Leçon de techno avec Laurent Garnier
Laurent Garnier, pape de la techno française, a accordé une longue interview à nos confrères de L’Express. Il y a notamment abordé une définition du courant électronique, sa perception aujourd’hui et son innovation. Morceaux choisis.
Laurent Garnier, 48 ans, est une fameuse référence musicale. Même si sa sacro-sainte parole a déjà été relativisée, le Boulonnais peut se targuer d’être à la fois fondateur et directeur du feu label F Communications, premier gagnant des Victoires de la musique dans la catégorie Musique électronique en 1998, auteur de cinq albums studio… et bien plus encore. Discussion toute personnelle de son opinion sur la techno.
La techno, c’est quoi?
« Il est très compliqué de donner une définition. Le mot « techno » est un sac qui englobe trop de sonorités. Il faut rester prudent pour ne pas être réducteur. À ses origines, à Detroit, dans les années 1980, la techno était une musique synthétique créée avec des machines dans le but de faire danser. Le concept est plutôt basique et hédoniste. Instrumentale, elle n’a pas vocation comme le rap, par exemple, à traiter des problèmes des quartiers. Si les machines sont privilégiées, elles ne sont pas exclusives. Par exemple, le saxophone est au coeur de mon tube The Man with the Red Face. La techno est une suite logique du jazz. Comme lui, elle est une forme de liberté, d’expression et d’expérimentation, éloignée des formatages radiophoniques.
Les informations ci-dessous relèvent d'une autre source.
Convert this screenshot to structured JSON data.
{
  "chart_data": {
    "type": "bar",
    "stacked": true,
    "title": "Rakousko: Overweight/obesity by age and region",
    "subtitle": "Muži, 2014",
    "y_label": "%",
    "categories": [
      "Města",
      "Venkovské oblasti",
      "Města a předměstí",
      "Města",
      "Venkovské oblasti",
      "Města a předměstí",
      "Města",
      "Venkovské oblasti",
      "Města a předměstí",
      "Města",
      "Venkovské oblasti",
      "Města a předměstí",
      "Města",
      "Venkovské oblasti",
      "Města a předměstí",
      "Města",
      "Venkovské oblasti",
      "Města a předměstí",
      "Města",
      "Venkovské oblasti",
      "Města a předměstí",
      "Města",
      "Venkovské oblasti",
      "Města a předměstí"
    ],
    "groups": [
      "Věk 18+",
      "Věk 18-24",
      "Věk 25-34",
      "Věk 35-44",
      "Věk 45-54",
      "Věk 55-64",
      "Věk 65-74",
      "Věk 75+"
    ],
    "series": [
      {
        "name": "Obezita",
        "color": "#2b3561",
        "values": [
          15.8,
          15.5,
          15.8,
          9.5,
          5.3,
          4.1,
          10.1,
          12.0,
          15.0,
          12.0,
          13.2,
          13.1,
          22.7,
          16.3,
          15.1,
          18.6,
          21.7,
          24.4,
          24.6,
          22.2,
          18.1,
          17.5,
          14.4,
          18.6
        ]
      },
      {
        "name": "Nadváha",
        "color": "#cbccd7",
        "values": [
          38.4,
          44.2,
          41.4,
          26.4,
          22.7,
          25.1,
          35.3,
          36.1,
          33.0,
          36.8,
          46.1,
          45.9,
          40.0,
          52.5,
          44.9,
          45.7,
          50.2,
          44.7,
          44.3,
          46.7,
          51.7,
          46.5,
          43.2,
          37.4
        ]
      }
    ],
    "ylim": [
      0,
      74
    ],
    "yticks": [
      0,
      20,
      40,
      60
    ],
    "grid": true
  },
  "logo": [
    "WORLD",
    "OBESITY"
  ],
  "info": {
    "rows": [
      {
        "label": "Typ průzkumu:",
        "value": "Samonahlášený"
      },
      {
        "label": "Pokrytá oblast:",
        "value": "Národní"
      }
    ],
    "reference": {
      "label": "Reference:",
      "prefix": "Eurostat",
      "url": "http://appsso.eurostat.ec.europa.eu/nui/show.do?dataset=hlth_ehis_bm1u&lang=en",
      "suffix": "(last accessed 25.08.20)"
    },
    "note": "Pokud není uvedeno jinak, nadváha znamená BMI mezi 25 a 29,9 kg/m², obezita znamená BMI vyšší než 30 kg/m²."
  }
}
Quant aux amalgames sur les drogues, j’ai renoncé à m’énerver contre ces raccourcis ridicules. La drogue a toujours été liée au monde de la nuit et de la fête. Pourquoi stigmatiser la techno? Est-ce que, pendant le Festival de Cannes, on parle de la consommation de cocaïne? Non, on parle de cinéma. »
Une perception actuelle de la tendance
« Même si elle est devenue une institution comme le rock ou le hip hop, les a priori et les méconnaissances sont encore nombreux. Une partie de la population considère toujours la techno comme une musique de drogués et d’idiots. Le terme « musique électronique » est plus employé. Il fait moins peur. Il est moins radical, politiquement correct. La scène techno a un problème: elle ne compte pas beaucoup d’acteurs connus du grand public. David Guetta représente-t-il le monde de la techno? Non, il produit de l’electronic dance music, un style pop et commercial pour les enfants. Mon fils de 10 ans en écoute avec ses copains. Pour eux, le plus grand DJ du monde, c’est Martin Garrix. Le garçon a 17 ans, et ce sont ses parents qui l’emmènent à ses concerts. »
La techno, « dernière révolution musicale du XXe siècle »?
« Quand on regarde l’histoire récente de la musique, on constate qu’une nouvelle forme surgit tous les dix ou quinze ans. Or, depuis trente ans, il ne s’est rien passé de comparable au rock dans les années 1950, à la musique psychédélique dans les années 1960, au disco dans les années 1970 ou à la techno dans les années 1980. Certes, les styles ont évolué; le rock et le hip-hop ont notamment intégré les instruments de la musique électronique. Mais pas de véritable révolution. Ce qui est plutôt triste. Un jeune de 18 ans écoute la même musique que moi à 20 ans. Autre constat: ce qu’on définit aujourd’hui comme underground dans l’électro est très proche des débuts de la techno. D’ailleurs, on réutilise les machines de l’époque ».